Ol Jogi is much more than just another lodge: it is an entire 58,000-acre Wildlife Conservancy. Our tourism was never designed to generate profits but instead was created solely to support our community and wildlife conservation efforts.

Why We Offer Tourism Within Ol Jogi

We are passionate about the meaningful work carried out on Ol Jogi, and it gives us pleasure to share this with you. We hope that when you stay with us, you’ll end up leaving with a new sense of appreciation surrounding the ongoing efforts which are a part of modern Conservation.

How We Offer Tourism

The way we offer tourism is unique in Africa. We are the only Conservancy of this magnitude that is booked exclusively for one group of guests at a time. Total privacy and freedom is the outcome. Being able to explore such pristine nature, without seeing other minivans and tourists has become a very rare luxury.


What Tourism Supports

All profits generated from your stay with us are reinvested in our efforts surrounding wildlife conservation and community support. Choosing to stay at Ol Jogi means you have decided to play a part in this meaningful cause.

Additional Information

  • Ol Jogi is located at 5,600 feet near the Equator on the Laikipia Plateau of Mt.
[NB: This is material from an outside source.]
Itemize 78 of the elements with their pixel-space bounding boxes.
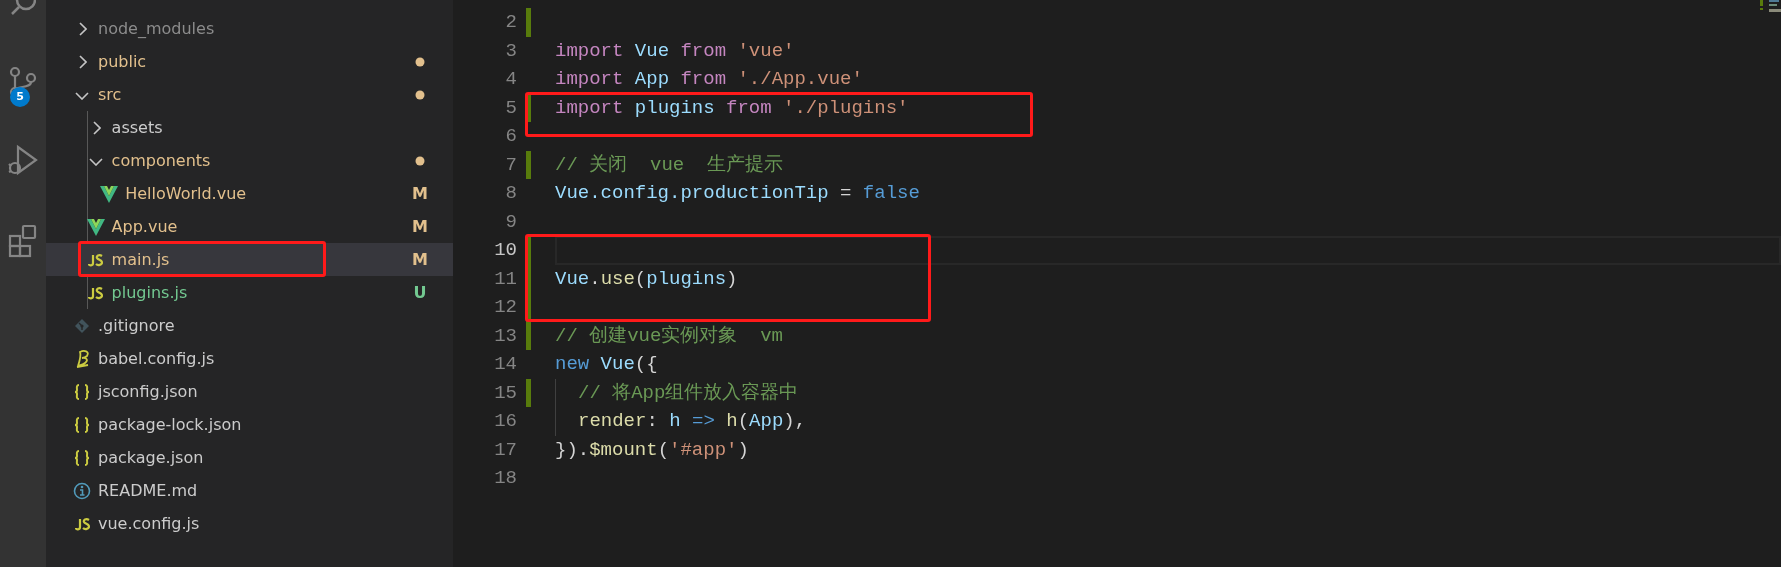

Kenya
  • The climate is comfortable year round with daytime temperatures averaging 24°C
  • We are in a malaria free zone, making it an ideal place for families with young children
  • The best way to get to Ol Jogi from Nairobi is by private air charter, and is a 40 minute scenic flight
  • Ol Jogi can only be booked exclusively for one family or a group of friends at a time
  • We have a total of 11 bedrooms available, which can house groups of up to 20+ guests
  • For larger groups, Ol Jogi is able to setup luxurious tents nearby the home, and can therefore increase our capacity to any size
  • Ol Jogi’s location is ideally located to discover the diversity of northern Kenya. A short helicopter flight will have you flying over the glaciers of Mt. Kenya, and in the opposite direction you can see the Great Rift Valley with volcanoes, sand dunes and the largest population of pink flamingoes in the world.